Обернэ утверждал, что слух о том, что он держит ее в плену на своей вилле — ложь, так же как и то, что будто бы мадемуазель Юста де-Вальведр, старшая из ее золовок, была приставлена к ней в качестве дуэньи-притеснительницы. Это была, напротив, весьма выдающаяся особа, на которую были возложены первоначальное воспитание детей и управление хозяйством, так как сама Алида объявляла себя неспособной ни на то, ни на другое. Павлу воспитала ее старшая сестра. Таким образом, все три жили, как угодно было каждой: Павла добровольно и по чувству долга подчинялась сестре Юсте, а Алида была совершенно независима от той и от другой.

Что же касается приписываемых ей похождений, Обернэ положительно не верил им. По крайней мере, с тех пор как он ее знал, в жизни ее не занимала заметного места ни одна исключительная привязанность.

— Я считаю ее кокеткой, — сказал он, — но из моды или от безделья. По-моему, она не довольно деятельна или недостаточно энергична для того, чтобы испытывать страсти или только иметь немного определенные пристрастия. Она любит поклонение, ей скучно, когда она его лишена и, быть может, его-то и не достает ей в деревне. Да и у нас, в Женеве, где она делает нам время от времени честь погостить, ей того же не хватает. Наше общество немного серьезно для нее. Но не велика же беда, что тридцатилетней женщине приходится из приличия жить благоразумным образом! Я знаю, что, желая угодить ей, муж ее некогда много выезжал с ней в свет, но на все бывает свое время. Ученый принадлежит науке, мать семейства — своим детям. По правде сказать, я весьма неважного мнения о той женской головке, которая скучает на лоне своих обязанностей.

— По-видимому, она подчиняется им, раз, имея возможность вертеться в вихре удовольствий, живет уединенно.
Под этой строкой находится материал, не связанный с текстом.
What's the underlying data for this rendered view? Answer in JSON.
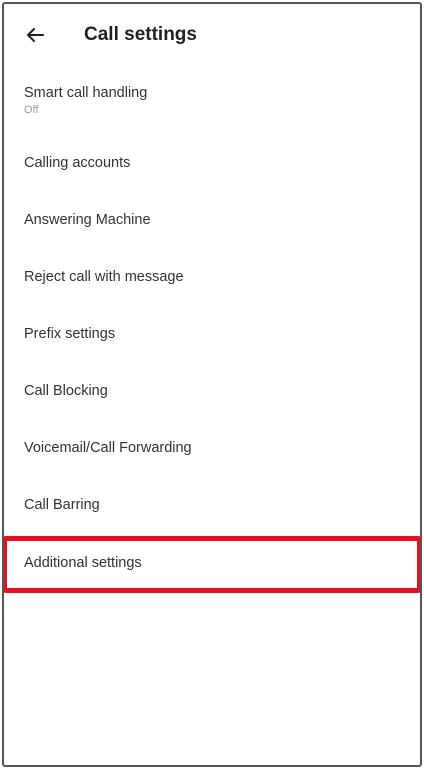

— Да, но ей пришлось бы броситься в этот вихрь одной, а это нелегко, при отсутствии в ней необходимой для этого некоторой смелой жизненности. По моему мнению, раз у нее имеется влечение к этому, ей следовало бы привести мужественно свое желание в исполнение. Для Вальведра было бы лучше иметь совсем легкомысленную жену-вертушку, которая не мешала бы ему жить вполне свободно и спокойно, чем эту элегию в юбке, не умеющую ни на что решиться, и убитые позы которой, конечно, протестуют против здравого смысла, служат немым упреком рациональной жизни.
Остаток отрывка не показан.